Ahora bebía sus propios fluidos salados, pero no eran suficiente para calmar su sed. En un chispazo de cordura, recordó que cerca de él estaba el jarrón con agua pura, e intentó buscarlo a tientas por sobre la roca circular. Sus manos palparon la fría superficie pétrea y comenzó a deslizarlas muy lentamente, temiendo volcar el jarro con algún movimiento mal calculado. Cada segundo le parecía un siglo; cada minuto.... una eternidad.

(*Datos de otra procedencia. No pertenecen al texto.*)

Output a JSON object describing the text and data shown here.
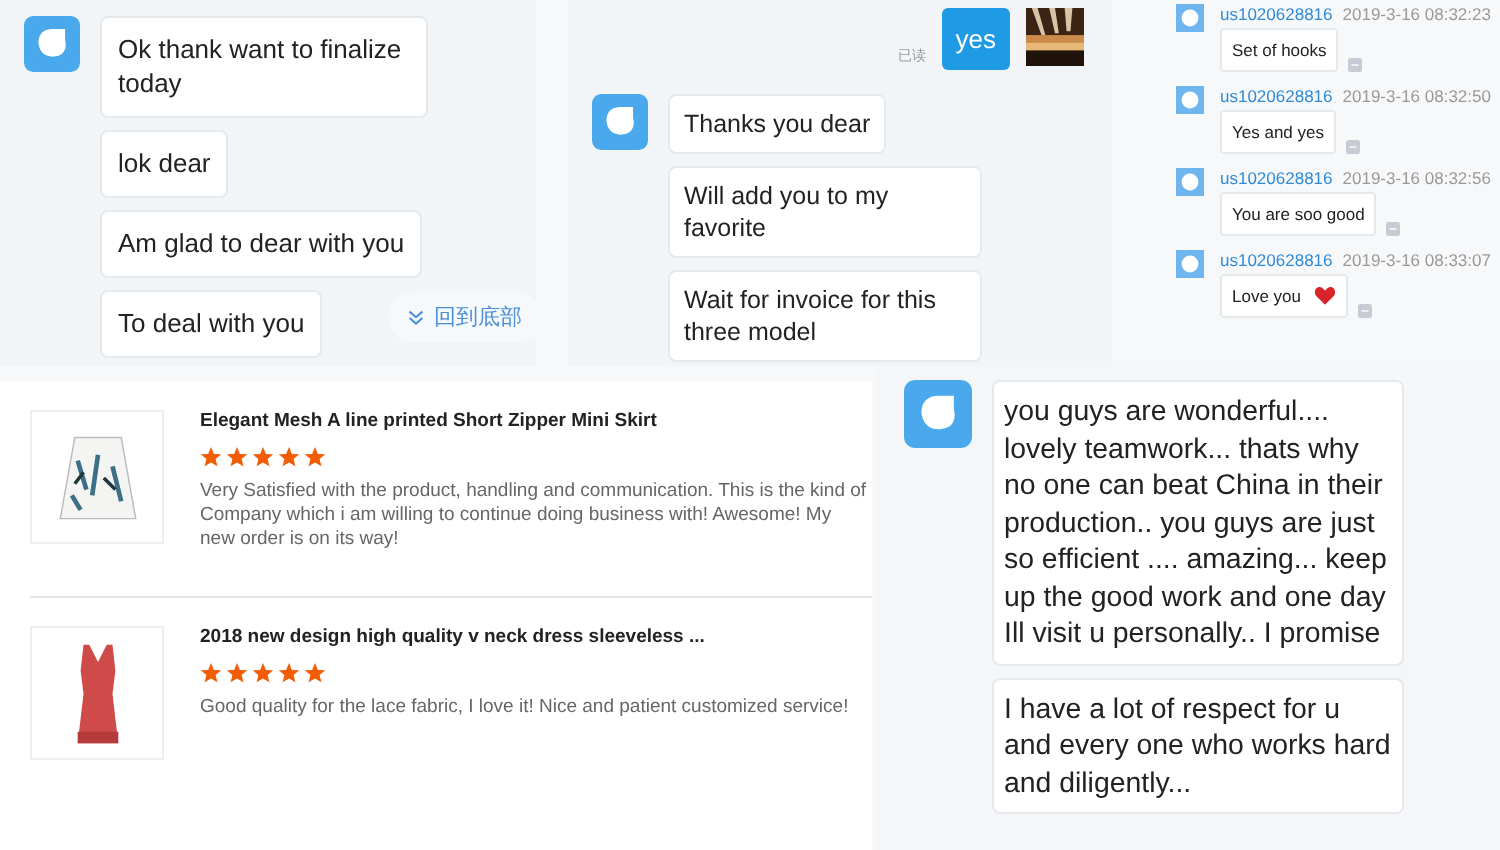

Nada, nada de nada... De pronto, sus dedos parecieron reconocer algo; era la bandeja; luego tocó el charqui de llama (la carne seca), y sintió una sensación de alegría, porque sabía que a pocos centímetros debería estar el jarrón con agua. En medio de la absoluta oscuridad, movió, cuidadosamente, su mano derecha hacia el centro de la roca, y... ahí estaba lo que buscaba. Lo llevó a la altura de sus labios con el propósito de beber hasta agotarlo, pero una fugaz conclusión lo contuvo un instante: "¡Qué extraño! Si estoy en el interior de un volcán, ¿por qué, hace un rato atrás yo podía ver a mi alrededor, y ahora no? Se supone que en esta caverna no hay fuente de iluminación, ninguna... Eso es... Entonces, yo no estoy ciego; claro que no. Ahora voy entendiendo: sólo perdí la capacidad de ver en la oscuridad, porque... Ominoreg me la dio y, él me la quitó cuando me negué a beber su pócima". ___ y siguió razonando ___ " Ahora, ¿qué ocurriría si intento, una vez más, beber agua con azufre? ¡Sí, eso haré, con moderación, por cierto! Puede que muera envenenado, lo sé, pero... si no lo intento, moriré de todas maneras.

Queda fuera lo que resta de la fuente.